We were able to utilize a single dialysis session to accomplish a two-phase treatment strategy, thus avoiding the unnecessary patient risk that accompanies equipment changes. Also, the use of a single machine ensured uninterrupted therapy and limited the use of blood products that are often needed to prime either HD or CRRT circuits in neonatal patients. One potential advantage of using a scale-less volumetric balancing dialysis machine in this scenario is that it obviated the need for staff to constantly empty effluent bags during the high clearance phase. Additionally, since up to 20 L of dialysate can be initially hung, staff intervention was minimized despite the high rate of dialysate use, demonstrating another potential practical advantage.
As opposed to conventional CRRT machines, the scale-less volumetric balancing system does not involve effluent collection or the direct measurement of ultrafiltrate. As such, there may be concern regarding inadvertent over- or under-ultrafiltration, especially in the smallest pediatric patients, which may result in hypotension or relative fluid overload, respectively. The product-specified ultrafiltration accuracy is ±10 %. As even a 10 % error in fluid balance could be clinically significant for neonates, close monitoring of weight and blood pressure is required for all neonatal CRRT patients. However, in most cases of neonatal hyperammonemia, net ultrafiltration volume is set to zero, as the patients often have normal renal function, and hyperammonemia is the only dialysis indication. Furthermore, in hyperammonemia, volume depletion should be avoided, as reduced tissue perfusion may increase catabolism, leading to higher ammonia concentrations. In this report, both of our patients had net ultrafiltration set to zero and had no evidence of intradialytic hypotension or fluid overload.

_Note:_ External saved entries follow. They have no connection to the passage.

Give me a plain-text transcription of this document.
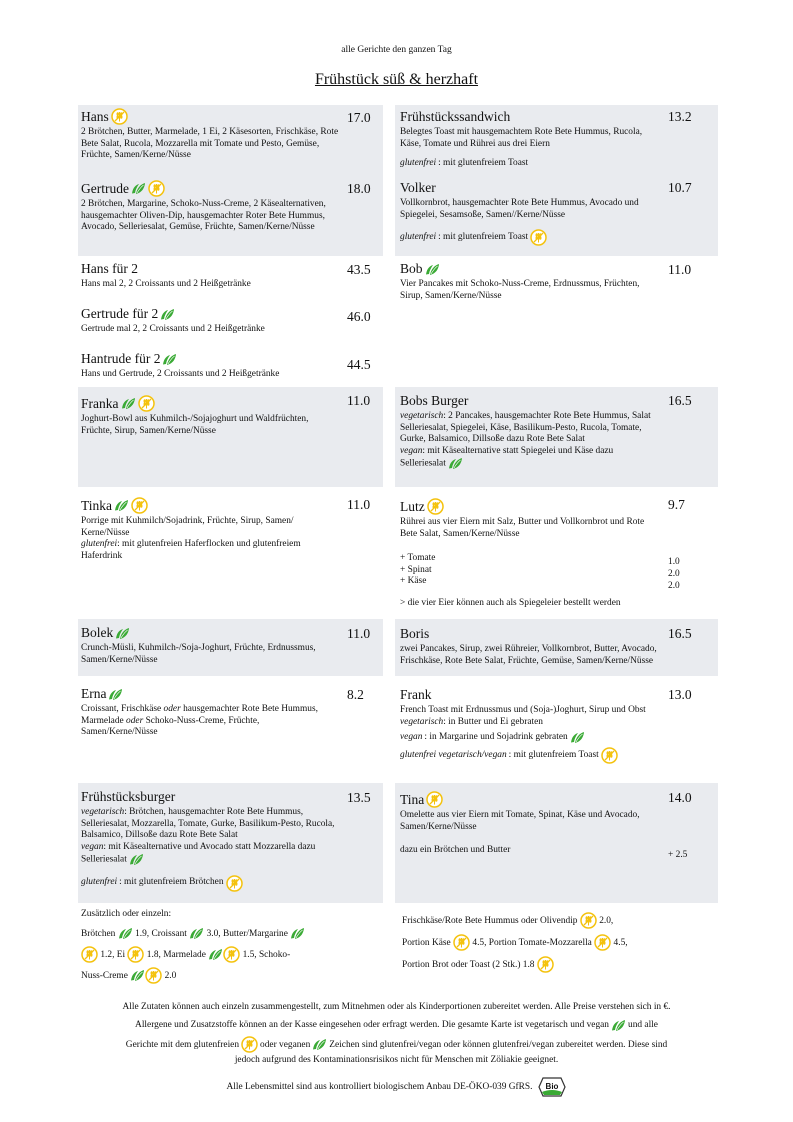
alle Gerichte den ganzen Tag
Frühstück süß & herzhaft
Hans
2 Brötchen, Butter, Marmelade, 1 Ei, 2 Käsesorten, Frischkäse, Rote Bete Salat, Rucola, Mozzarella mit Tomate und Pesto, Gemüse, Früchte, Samen/Kerne/Nüsse
17.0
Gertrude
2 Brötchen, Margarine, Schoko-Nuss-Creme, 2 Käsealternativen, hausgemachter Oliven-Dip, hausgemachter Roter Bete Hummus, Avocado, Selleriesalat, Gemüse, Früchte, Samen/Kerne/Nüsse
18.0
Hans für 2
Hans mal 2, 2 Croissants und 2 Heißgetränke
43.5
Gertrude für 2
Gertrude mal 2, 2 Croissants und 2 Heißgetränke
46.0
Hantrude für 2
Hans und Gertrude, 2 Croissants und 2 Heißgetränke
44.5
Franka
Joghurt-Bowl aus Kuhmilch-/Sojajoghurt und Waldfrüchten, Früchte, Sirup, Samen/Kerne/Nüsse
11.0
Tinka
Porrige mit Kuhmilch/Sojadrink, Früchte, Sirup, Samen/ Kerne/Nüsse
glutenfrei: mit glutenfreien Haferflocken und glutenfreiem Haferdrink
11.0
Bolek
Crunch-Müsli, Kuhmilch-/Soja-Joghurt, Früchte, Erdnussmus, Samen/Kerne/Nüsse
11.0
Erna
Croissant, Frischkäse oder hausgemachter Rote Bete Hummus, Marmelade oder Schoko-Nuss-Creme, Früchte, Samen/Kerne/Nüsse
8.2
Frühstücksburger
vegetarisch: Brötchen, hausgemachter Rote Bete Hummus, Selleriesalat, Mozzarella, Tomate, Gurke, Basilikum-Pesto, Rucola, Balsamico, Dillsoße dazu Rote Bete Salat
vegan: mit Käsealternative und Avocado statt Mozzarella dazu Selleriesalat
glutenfrei : mit glutenfreiem Brötchen
13.5
Frühstückssandwich
Belegtes Toast mit hausgemachtem Rote Bete Hummus, Rucola, Käse, Tomate und Rührei aus drei Eiern
glutenfrei : mit glutenfreiem Toast
13.2
Volker
Vollkornbrot, hausgemachter Rote Bete Hummus, Avocado und Spiegelei, Sesamsoße, Samen//Kerne/Nüsse
glutenfrei : mit glutenfreiem Toast
10.7
Bob
Vier Pancakes mit Schoko-Nuss-Creme, Erdnussmus, Früchten, Sirup, Samen/Kerne/Nüsse
11.0
Bobs Burger
vegetarisch: 2 Pancakes, hausgemachter Rote Bete Hummus, Salat Selleriesalat, Spiegelei, Käse, Basilikum-Pesto, Rucola, Tomate, Gurke, Balsamico, Dillsoße dazu Rote Bete Salat
vegan: mit Käsealternative statt Spiegelei und Käse dazu Selleriesalat
16.5
Lutz
Rührei aus vier Eiern mit Salz, Butter und Vollkornbrot und Rote Bete Salat, Samen/Kerne/Nüsse
+ Tomate
+ Spinat
+ Käse
> die vier Eier können auch als Spiegeleier bestellt werden
9.7
1.0
2.0
2.0
Boris
zwei Pancakes, Sirup, zwei Rühreier, Vollkornbrot, Butter, Avocado, Frischkäse, Rote Bete Salat, Früchte, Gemüse, Samen/Kerne/Nüsse
16.5
Frank
French Toast mit Erdnussmus und (Soja-)Joghurt, Sirup und Obst
vegetarisch: in Butter und Ei gebraten
vegan : in Margarine und Sojadrink gebraten
glutenfrei vegetarisch/vegan : mit glutenfreiem Toast
13.0
Tina
Omelette aus vier Eiern mit Tomate, Spinat, Käse und Avocado, Samen/Kerne/Nüsse
dazu ein Brötchen und Butter
14.0
+ 2.5
Zusätzlich oder einzeln:
Brötchen 1.9, Croissant 3.0, Butter/Margarine
1.2, Ei 1.8, Marmelade	1.5, Schoko-
Nuss-Creme	2.0
Frischkäse/Rote Bete Hummus oder Olivendip 2.0,
Portion Käse 4.5, Portion Tomate-Mozzarella 4.5,
Portion Brot oder Toast (2 Stk.) 1.8
Alle Zutaten können auch einzeln zusammengestellt, zum Mitnehmen oder als Kinderportionen zubereitet werden. Alle Preise verstehen sich in €.
Allergene und Zusatzstoffe können an der Kasse eingesehen oder erfragt werden. Die gesamte Karte ist vegetarisch und vegan und alle
Gerichte mit dem glutenfreien oder veganen Zeichen sind glutenfrei/vegan oder können glutenfrei/vegan zubereitet werden. Diese sind
jedoch aufgrund des Kontaminationsrisikos nicht für Menschen mit Zöliakie geeignet.
Alle Lebensmittel sind aus kontrolliert biologischem Anbau DE-ÖKO-039 GfRS. Bio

In summary, these cases provide an example of a biphasic dialytic treatment strategy for neonatal hyperammonemia that effects rapid ammonia reduction without rebound and which may be accomplished during a single dialysis run without equipment changes.
Supplementary Material
Acknowledgments
The authors received no funding or materials for the study from NxStage Medical Inc., and NxStage Medical Inc. did not contribute to or review this manuscript.
Footnotes
Electronic supplementary material: The online version of this article (doi:10.1007/s00467-013-2638-x) contains supplementary material, which is available to authorized users.
Conflict of interest The authors report no conflict of interest.